Jazz’s legacy of artistic freedom
The music documentary ‘Blue Note Records: Beyond the Notes’ – 2018 dir. Sophie Huber – is a history of Blue Notes Records, a pioneering label that showcased some of the finest jazz artists in the 20th and 21st centuries. Currently showing on BBC I-Player, the film reveals the values that jazz embodies: freedom of expression, equality, dialogue – values we can learn from and that are as relevant today as they were when the label was founded.
When German Jewish refugees Alfred Lion and Francis Wolff started Blue Note in 1939 in New York, the two Berliners allowed their artists complete freedom and encouraged them to compose new music. Their visionary and uncompromising approach led to releases that did not just revolutionise jazz; they left an indelible imprint on art and music, including hip hop.

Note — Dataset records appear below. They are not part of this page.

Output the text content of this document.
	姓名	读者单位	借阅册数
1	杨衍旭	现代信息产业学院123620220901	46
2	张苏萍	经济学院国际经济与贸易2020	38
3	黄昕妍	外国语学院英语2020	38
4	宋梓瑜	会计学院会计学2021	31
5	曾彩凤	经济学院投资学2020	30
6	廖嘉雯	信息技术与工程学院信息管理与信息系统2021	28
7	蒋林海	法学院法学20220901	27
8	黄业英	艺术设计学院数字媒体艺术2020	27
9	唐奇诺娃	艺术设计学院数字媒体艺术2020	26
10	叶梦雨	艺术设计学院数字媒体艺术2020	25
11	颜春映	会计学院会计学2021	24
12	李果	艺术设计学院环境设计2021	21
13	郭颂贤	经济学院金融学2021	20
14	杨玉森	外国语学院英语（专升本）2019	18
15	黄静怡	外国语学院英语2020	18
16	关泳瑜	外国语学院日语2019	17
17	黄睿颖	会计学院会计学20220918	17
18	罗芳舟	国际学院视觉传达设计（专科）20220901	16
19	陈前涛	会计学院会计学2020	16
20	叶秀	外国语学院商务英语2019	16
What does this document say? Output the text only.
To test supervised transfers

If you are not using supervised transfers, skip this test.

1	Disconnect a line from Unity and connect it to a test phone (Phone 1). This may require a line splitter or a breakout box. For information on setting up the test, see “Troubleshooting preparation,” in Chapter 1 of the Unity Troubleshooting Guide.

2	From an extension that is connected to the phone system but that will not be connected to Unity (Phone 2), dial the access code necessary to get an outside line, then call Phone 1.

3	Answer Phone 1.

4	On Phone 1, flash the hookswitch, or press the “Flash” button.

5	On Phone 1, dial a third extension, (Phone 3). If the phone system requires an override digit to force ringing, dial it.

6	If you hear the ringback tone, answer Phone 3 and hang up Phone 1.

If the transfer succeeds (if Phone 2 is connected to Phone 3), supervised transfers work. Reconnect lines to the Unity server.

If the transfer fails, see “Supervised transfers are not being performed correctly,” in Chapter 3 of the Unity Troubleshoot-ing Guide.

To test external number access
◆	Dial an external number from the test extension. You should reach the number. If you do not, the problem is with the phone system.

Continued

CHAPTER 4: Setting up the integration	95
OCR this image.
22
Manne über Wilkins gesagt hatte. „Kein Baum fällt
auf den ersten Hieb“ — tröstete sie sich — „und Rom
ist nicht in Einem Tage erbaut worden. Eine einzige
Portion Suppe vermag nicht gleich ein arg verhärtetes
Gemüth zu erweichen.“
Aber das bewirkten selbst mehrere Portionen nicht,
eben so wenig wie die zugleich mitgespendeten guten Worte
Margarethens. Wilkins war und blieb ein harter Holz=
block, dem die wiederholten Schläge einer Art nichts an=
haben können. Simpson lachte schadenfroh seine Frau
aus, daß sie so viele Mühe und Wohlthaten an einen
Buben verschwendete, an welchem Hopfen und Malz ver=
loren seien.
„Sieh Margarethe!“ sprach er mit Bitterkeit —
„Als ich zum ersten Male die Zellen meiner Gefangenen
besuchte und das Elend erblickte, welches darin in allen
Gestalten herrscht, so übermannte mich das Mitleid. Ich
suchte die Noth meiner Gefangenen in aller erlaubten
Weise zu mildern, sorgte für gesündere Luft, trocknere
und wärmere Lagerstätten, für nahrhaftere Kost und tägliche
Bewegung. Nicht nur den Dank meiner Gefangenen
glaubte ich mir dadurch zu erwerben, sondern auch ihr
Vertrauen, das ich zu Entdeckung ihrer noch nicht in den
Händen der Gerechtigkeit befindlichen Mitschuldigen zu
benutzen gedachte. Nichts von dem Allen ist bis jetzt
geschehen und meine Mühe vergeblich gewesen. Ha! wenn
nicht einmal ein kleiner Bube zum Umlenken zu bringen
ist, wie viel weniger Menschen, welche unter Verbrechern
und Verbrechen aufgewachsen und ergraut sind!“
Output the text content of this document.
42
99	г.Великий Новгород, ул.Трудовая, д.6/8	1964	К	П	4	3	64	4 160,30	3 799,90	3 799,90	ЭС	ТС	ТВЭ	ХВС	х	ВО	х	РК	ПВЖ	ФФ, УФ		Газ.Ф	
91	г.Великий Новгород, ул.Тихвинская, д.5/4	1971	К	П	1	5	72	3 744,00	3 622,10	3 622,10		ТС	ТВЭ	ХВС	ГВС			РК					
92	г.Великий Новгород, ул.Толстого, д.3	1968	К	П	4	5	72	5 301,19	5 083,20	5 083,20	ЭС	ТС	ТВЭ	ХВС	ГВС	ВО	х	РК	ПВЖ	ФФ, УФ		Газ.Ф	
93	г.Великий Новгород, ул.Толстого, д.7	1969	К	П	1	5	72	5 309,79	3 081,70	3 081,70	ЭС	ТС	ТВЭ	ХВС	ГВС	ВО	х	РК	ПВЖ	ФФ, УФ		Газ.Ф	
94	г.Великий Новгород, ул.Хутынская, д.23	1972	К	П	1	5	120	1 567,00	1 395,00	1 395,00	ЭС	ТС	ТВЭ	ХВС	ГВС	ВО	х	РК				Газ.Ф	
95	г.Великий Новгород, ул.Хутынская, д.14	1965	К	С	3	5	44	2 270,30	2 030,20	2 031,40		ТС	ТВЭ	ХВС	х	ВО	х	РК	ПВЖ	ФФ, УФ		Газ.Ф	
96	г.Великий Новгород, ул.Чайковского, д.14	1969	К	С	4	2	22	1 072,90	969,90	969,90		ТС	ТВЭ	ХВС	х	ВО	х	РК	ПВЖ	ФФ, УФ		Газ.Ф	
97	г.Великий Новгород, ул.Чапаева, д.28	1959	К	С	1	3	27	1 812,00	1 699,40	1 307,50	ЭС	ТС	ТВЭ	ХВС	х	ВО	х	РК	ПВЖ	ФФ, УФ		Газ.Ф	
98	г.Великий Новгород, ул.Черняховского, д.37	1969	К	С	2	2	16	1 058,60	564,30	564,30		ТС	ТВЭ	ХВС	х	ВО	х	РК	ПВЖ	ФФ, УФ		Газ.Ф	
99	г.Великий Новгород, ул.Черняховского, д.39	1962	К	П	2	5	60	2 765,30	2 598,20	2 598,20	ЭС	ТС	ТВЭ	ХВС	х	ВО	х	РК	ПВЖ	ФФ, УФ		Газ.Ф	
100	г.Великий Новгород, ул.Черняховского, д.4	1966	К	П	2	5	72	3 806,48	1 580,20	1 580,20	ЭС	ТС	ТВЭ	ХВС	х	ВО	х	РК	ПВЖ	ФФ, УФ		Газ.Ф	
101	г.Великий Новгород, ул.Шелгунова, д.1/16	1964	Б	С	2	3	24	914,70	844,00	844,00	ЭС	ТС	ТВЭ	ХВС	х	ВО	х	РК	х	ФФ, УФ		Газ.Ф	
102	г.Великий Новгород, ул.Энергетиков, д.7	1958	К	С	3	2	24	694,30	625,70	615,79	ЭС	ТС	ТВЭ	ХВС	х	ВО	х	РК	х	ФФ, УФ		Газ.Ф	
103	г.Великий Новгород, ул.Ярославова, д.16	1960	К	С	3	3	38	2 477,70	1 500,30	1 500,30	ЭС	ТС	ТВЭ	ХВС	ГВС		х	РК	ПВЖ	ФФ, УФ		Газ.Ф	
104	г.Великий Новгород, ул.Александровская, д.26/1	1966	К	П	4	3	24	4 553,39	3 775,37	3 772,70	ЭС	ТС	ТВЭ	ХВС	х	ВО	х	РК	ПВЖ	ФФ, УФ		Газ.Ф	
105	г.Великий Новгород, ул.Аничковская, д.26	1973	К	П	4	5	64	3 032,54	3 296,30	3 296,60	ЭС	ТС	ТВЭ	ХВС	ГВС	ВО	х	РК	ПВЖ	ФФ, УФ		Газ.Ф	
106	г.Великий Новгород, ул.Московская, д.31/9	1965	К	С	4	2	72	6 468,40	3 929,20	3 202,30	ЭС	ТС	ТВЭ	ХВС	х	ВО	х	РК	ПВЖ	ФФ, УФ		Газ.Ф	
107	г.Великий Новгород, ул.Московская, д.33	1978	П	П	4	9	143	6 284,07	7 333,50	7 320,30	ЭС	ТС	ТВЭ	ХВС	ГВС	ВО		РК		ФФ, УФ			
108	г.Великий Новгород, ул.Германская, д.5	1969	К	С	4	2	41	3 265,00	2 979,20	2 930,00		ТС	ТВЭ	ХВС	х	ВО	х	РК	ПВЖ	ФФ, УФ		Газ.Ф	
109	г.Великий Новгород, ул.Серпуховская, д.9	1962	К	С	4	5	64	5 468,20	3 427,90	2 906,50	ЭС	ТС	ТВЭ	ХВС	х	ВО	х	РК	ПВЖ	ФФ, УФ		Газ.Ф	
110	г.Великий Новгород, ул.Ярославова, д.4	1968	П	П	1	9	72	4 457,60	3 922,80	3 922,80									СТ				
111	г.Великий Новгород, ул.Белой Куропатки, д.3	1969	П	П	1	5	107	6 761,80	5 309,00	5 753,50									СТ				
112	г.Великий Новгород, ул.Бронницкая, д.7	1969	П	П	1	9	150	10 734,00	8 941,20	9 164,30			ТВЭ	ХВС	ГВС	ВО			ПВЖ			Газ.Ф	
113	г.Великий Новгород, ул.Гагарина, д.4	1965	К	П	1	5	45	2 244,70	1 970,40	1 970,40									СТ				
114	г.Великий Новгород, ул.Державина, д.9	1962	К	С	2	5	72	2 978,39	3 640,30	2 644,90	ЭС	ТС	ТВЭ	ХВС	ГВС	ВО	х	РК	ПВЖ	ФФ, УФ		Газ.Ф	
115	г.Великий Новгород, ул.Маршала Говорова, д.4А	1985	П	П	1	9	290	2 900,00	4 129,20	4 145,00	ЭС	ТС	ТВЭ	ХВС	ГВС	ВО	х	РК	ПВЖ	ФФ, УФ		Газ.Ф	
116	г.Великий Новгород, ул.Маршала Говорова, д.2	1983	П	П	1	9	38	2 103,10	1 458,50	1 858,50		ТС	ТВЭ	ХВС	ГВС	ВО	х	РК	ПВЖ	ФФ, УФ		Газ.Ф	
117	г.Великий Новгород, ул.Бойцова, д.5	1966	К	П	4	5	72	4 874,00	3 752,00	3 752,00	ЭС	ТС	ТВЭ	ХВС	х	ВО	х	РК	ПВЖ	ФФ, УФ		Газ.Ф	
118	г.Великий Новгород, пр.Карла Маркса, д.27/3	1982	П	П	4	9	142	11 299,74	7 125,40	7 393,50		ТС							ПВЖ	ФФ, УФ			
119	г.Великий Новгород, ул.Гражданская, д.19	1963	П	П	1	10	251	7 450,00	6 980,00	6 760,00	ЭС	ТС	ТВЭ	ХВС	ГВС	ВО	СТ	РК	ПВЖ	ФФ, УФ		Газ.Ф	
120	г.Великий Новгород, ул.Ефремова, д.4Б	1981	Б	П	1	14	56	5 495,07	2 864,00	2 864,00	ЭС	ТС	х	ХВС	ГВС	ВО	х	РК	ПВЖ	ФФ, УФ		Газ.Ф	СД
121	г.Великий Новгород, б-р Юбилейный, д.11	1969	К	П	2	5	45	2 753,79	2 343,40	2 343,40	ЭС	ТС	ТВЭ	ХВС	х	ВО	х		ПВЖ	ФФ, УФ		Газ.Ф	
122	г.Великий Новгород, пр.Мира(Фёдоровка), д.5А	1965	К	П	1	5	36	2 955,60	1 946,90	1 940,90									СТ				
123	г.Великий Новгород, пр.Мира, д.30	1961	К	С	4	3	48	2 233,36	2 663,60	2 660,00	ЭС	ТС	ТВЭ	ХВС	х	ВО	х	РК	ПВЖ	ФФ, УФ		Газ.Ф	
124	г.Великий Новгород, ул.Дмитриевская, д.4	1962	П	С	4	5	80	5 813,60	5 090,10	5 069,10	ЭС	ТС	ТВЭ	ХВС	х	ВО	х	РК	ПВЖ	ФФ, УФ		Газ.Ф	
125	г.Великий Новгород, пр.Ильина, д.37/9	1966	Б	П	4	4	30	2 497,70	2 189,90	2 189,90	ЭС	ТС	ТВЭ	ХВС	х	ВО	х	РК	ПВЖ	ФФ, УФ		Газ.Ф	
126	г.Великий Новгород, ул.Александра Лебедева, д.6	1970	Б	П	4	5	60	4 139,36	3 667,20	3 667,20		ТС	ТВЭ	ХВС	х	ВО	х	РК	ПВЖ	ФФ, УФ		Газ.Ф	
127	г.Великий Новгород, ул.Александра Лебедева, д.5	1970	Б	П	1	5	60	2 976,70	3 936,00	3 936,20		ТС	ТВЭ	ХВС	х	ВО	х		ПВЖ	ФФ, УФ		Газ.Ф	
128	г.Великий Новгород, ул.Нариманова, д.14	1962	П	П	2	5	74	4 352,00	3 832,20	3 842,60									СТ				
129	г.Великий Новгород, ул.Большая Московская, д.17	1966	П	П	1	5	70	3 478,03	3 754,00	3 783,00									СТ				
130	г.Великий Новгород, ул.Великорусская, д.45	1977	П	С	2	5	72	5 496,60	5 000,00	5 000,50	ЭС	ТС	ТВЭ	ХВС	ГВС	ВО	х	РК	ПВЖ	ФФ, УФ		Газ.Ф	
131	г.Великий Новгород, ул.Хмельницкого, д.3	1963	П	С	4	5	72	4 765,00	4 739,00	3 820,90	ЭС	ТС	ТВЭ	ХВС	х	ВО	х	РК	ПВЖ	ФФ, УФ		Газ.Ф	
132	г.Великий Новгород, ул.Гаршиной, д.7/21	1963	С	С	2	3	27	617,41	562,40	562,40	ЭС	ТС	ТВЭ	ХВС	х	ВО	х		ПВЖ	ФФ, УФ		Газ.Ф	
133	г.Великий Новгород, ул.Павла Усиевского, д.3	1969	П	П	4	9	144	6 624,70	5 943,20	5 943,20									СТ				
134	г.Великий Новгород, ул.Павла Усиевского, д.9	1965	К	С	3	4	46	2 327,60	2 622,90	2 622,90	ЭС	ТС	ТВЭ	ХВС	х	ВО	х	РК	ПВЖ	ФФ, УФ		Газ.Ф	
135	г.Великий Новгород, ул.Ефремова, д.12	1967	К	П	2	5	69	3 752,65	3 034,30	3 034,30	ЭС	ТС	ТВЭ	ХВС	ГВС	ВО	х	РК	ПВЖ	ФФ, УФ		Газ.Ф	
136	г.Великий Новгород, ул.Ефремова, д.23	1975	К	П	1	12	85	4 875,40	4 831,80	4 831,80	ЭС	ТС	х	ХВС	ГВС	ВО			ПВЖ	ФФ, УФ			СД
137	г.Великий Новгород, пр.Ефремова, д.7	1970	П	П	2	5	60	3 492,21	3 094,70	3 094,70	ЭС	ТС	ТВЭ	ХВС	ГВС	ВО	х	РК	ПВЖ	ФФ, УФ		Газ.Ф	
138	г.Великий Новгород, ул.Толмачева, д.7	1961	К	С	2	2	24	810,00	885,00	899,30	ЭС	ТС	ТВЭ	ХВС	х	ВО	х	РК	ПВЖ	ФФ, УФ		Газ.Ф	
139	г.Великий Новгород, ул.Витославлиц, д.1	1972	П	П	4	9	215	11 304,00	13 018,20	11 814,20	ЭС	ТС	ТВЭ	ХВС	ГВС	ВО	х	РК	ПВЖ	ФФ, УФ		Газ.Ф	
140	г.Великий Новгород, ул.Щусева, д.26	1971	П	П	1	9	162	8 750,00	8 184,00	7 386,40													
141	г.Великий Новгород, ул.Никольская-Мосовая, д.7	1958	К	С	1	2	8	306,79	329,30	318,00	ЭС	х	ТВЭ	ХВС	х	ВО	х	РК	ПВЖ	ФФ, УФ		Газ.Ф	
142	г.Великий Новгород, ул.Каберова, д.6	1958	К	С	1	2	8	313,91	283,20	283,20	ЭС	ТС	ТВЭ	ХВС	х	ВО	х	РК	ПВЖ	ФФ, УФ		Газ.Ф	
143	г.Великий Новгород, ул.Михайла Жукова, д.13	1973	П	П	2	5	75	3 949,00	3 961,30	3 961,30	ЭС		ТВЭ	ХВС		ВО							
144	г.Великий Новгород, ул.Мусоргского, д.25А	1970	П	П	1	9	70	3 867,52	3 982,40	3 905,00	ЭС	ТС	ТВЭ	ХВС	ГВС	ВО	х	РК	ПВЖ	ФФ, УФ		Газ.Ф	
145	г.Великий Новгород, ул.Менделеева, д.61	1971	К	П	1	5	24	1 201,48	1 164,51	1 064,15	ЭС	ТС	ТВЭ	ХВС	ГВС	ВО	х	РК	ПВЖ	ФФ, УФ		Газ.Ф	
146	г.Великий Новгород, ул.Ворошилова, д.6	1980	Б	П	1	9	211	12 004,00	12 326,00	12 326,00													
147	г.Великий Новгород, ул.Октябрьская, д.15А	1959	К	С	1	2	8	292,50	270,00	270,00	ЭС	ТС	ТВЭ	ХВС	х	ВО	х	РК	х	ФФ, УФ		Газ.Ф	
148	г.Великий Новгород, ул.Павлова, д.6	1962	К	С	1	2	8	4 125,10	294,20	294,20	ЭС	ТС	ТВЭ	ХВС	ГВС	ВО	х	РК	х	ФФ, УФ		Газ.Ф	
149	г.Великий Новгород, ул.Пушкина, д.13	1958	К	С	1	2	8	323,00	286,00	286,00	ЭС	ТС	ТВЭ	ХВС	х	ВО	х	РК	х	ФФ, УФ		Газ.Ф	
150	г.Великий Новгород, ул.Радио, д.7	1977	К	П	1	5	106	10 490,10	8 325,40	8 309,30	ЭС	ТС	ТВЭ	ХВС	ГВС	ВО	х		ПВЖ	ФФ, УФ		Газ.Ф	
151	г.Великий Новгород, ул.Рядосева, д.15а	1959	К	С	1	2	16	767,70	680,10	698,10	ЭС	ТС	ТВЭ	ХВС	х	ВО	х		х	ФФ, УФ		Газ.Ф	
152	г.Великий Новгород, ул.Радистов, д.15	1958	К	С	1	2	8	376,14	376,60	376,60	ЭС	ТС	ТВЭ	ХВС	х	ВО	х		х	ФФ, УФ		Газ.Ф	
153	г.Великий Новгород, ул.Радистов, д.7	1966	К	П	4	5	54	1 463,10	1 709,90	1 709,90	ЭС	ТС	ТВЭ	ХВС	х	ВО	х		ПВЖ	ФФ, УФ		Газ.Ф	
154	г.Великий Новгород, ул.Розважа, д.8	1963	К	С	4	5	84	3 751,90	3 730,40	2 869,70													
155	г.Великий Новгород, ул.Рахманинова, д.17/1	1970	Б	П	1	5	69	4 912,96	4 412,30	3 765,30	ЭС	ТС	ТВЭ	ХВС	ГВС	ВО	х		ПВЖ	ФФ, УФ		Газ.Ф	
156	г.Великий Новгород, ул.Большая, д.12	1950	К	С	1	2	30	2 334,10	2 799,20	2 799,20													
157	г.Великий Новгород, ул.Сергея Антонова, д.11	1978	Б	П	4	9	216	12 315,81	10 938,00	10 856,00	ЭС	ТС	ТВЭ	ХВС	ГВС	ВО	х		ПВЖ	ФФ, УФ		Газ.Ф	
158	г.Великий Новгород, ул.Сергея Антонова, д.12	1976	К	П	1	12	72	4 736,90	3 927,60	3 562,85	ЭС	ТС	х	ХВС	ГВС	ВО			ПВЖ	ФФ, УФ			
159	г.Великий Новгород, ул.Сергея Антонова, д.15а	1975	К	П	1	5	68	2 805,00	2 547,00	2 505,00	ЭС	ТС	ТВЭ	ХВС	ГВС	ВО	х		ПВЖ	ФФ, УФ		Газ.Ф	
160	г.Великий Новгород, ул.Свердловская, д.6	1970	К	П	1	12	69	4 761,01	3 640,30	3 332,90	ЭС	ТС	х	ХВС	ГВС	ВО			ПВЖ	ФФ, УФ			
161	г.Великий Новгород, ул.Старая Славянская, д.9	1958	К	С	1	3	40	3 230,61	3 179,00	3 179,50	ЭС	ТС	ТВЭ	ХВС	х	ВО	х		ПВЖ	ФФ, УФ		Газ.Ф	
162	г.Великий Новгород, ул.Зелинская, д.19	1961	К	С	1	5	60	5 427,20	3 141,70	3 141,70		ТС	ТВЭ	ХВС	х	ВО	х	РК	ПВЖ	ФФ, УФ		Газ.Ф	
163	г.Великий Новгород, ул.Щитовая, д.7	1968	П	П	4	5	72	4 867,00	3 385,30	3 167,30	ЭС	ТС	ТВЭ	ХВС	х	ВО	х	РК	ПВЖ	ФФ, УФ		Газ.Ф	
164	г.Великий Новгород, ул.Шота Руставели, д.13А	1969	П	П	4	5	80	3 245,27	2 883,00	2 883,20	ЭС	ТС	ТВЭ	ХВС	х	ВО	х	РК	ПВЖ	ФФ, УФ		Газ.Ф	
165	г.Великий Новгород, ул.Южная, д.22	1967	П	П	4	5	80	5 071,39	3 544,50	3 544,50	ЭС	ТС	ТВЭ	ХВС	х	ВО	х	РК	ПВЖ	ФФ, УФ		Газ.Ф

Film review in the Guardian – Pristine doc of tonal clarity by Leslie Felperin
‘This damn-near immaculate music documentary by Swiss film-maker Sophie Huber pays tribute to Blue Note Records, the iconic label most associated with mid-20th-century bebop jazz. Co-founded in 1939 by German-Jewish immigrants Alfred Lion and Francis Wolff, Blue Note became a home for artists such as Thelonious Monk, Art Blakey, Horace Silver, Herbie Hancock and Wayne Shorter (the last two are interviewed here). The label also issued key work by Miles Davis, Sidney Bechet and John Coltrane among others who largely recorded elsewhere.
Although clearly officially sanctioned by the label’s current owners (having been passed like a parcel among corporate overlords, Blue Note is now distributed by Decca) this doesn’t feel like a slick, bland exercise in self-promotion. Instead, Huber crafts a respectful, crisply told but depth-plumbing history of the label, drawing from original recordings, vintage audio of studio chatter, and talking heads interviews. Those elements alone would have made for a great radio show or podcast, but what makes this especially cinematic are the lashings of rostrum shots of Wolff’s candid black-and-white photographs, including many rare shots from the archive’s contact prints, as well as deserved attention given to graphic artist Reid Miles’s striking cover art, an essential contribution to the company’s image.
Even more importantly, those interviewed, especially sound engineer from back-in-the-day Rudy Van Gelder, and the label’s current president, artist-producer Don Was, take pains to outline what made Blue Note sound so distinctive and coherent, given how diverse those talents were.
The level of discourse is unapologetically cerebral and serious, although not without joy and mirth – especially from the young ’uns represented here (Terrace Martin, A Tribe Called Quest’s Ali Shaheed Muhammad) who weigh in on Blue Note’s legacy to hip-hop. Some viewers will long for more detailed analysis of the music, while others will note the unfortunate but unavoidable near-absence of women, apart from vocalist Norah Jones. But otherwise this hits nearly every music-doc note with an exceptional clarity of tone.’